The problem for solution lies in the states and in congress and there is one party blocking any needed actions.

But in GOP-held states there is rarely a similar effort to reduce the causes of this growing problem. Perhaps most frustrating of all is that these governments and their supporters no longer deny climate change exists. The Georgetown University Climate Center’s Adaptation Clearinghouse tracks state efforts to adjust to the impacts. It seems to be growing by the day. But only 14 states have actually addressed the cause by passing laws requiring reductions in greenhouse gas emissions. Louisiana and eight others have programs being pushed by their governors but so far not backed by legislation. Equally puzzling is how residents in coastal states such as Louisiana continue to elect GOP candidates to Congress and their legislatures.

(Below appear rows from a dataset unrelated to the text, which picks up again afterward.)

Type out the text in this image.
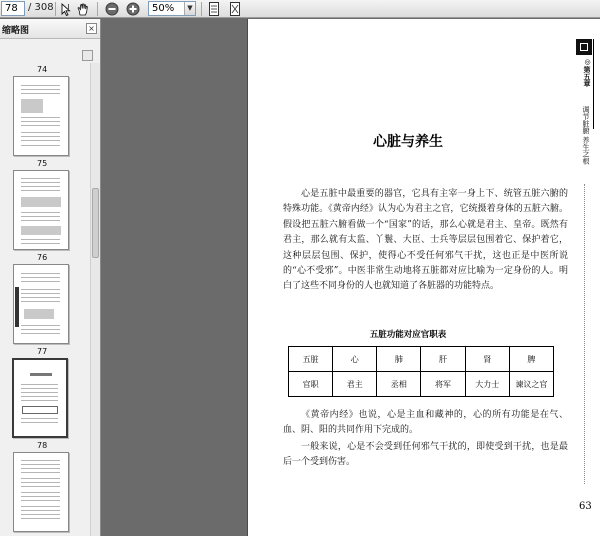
78	/ 308	50%	▼
缩略图	×
74
75
76
77
78
◎第五章
调节脏腑 养生之根
心脏与养生
心是五脏中最重要的器官，它具有主宰一身上下、统管五脏六腑的特殊功能。《黄帝内经》认为心为君主之官，它统摄着身体的五脏六腑。假设把五脏六腑看做一个“国家”的话，那么心就是君主、皇帝。既然有君主，那么就有太监、丫鬟、大臣、士兵等层层包围着它、保护着它，这种层层包围、保护，使得心不受任何邪气干扰，这也正是中医所说的“心不受邪”。中医非常生动地将五脏都对应比喻为一定身份的人。明白了这些不同身份的人也就知道了各脏器的功能特点。
五脏功能对应官职表
五脏	心	肺	肝	肾	脾
官职	君主	丞相	将军	大力士	谏议之官
《黄帝内经》也说，心是主血和藏神的，心的所有功能是在气、血、阴、阳的共同作用下完成的。
一般来说，心是不会受到任何邪气干扰的，即使受到干扰，也是最后一个受到伤害。
63
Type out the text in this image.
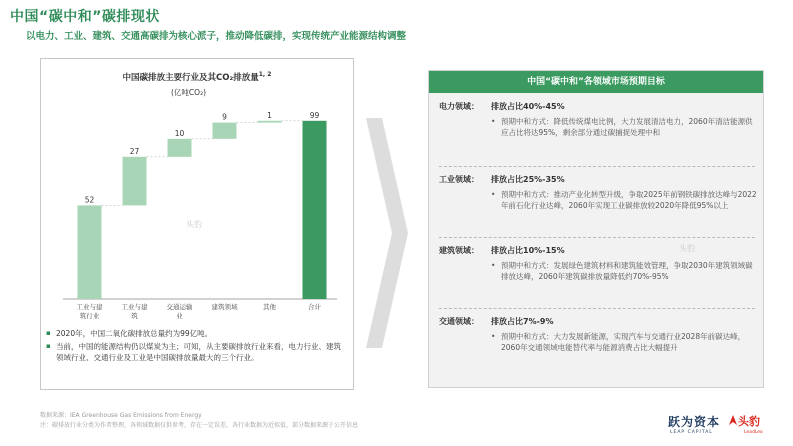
中国“碳中和”碳排现状
以电力、工业、建筑、交通高碳排为核心派子，推动降低碳排，实现传统产业能源结构调整
中国碳排放主要行业及其CO₂排放量$^{1, 2}$
(亿吨CO₂)
52
工业与建
筑行业
27
工业与建
筑
10
交通运输
业
9
建筑领域
1
其他
99
合计
头豹
▪ 2020年，中国二氧化碳排放总量约为99亿吨。
▪ 当前，中国的能源结构仍以煤炭为主；可知，从主要碳排放行业来看，电力行业、建筑领域行业、交通行业及工业是中国碳排放量最大的三个行业。
中国“碳中和”各领域市场预期目标
电力领域： 排放占比40%-45%
• 预期中和方式：降低传统煤电比例，大力发展清洁电力，2060年清洁能源供应占比将达95%，剩余部分通过碳捕捉处理中和
工业领域： 排放占比25%-35%
• 预期中和方式：推动产业化转型升级，争取2025年前钢铁碳排放达峰与2022年前石化行业达峰，2060年实现工业碳排放较2020年降低95%以上
建筑领域： 排放占比10%-15%
• 预期中和方式：发展绿色建筑材料和建筑能效管理，争取2030年建筑领域碳排放达峰，2060年建筑碳排放量降低约70%-95%
交通领域： 排放占比7%-9%
• 预期中和方式：大力发展新能源，实现汽车与交通行业2028年前碳达峰，2060年交通领域电能替代率与能源消费占比大幅提升
头豹
数据来源：IEA Greenhouse Gas Emissions from Energy
注：碳排放行业分类为作者整理，各领域数据仅供参考，存在一定误差，各行业数据为近似值，部分数据来源于公开信息	跃为资本
LEAP CAPITAL
头豹
LeadLeo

Sure, these politicians are now demanding the rest of the nation provide them with money to “adapt” to climate change, but at the same time they block efforts to require nationwide regulations to reduce fossil fuel emissions because it might hurt their local businesses. Kind of like wanting to get paid for doing nothing. That’s like asking taxpayers to buy more respirators for COVID-19 patients but opposing vaccination mandates. Oh, wait …

We tend to vote against our best interest. That is life but, oh wait…maybe change will occur!

Rebuild Grand Isle and others but will they stay?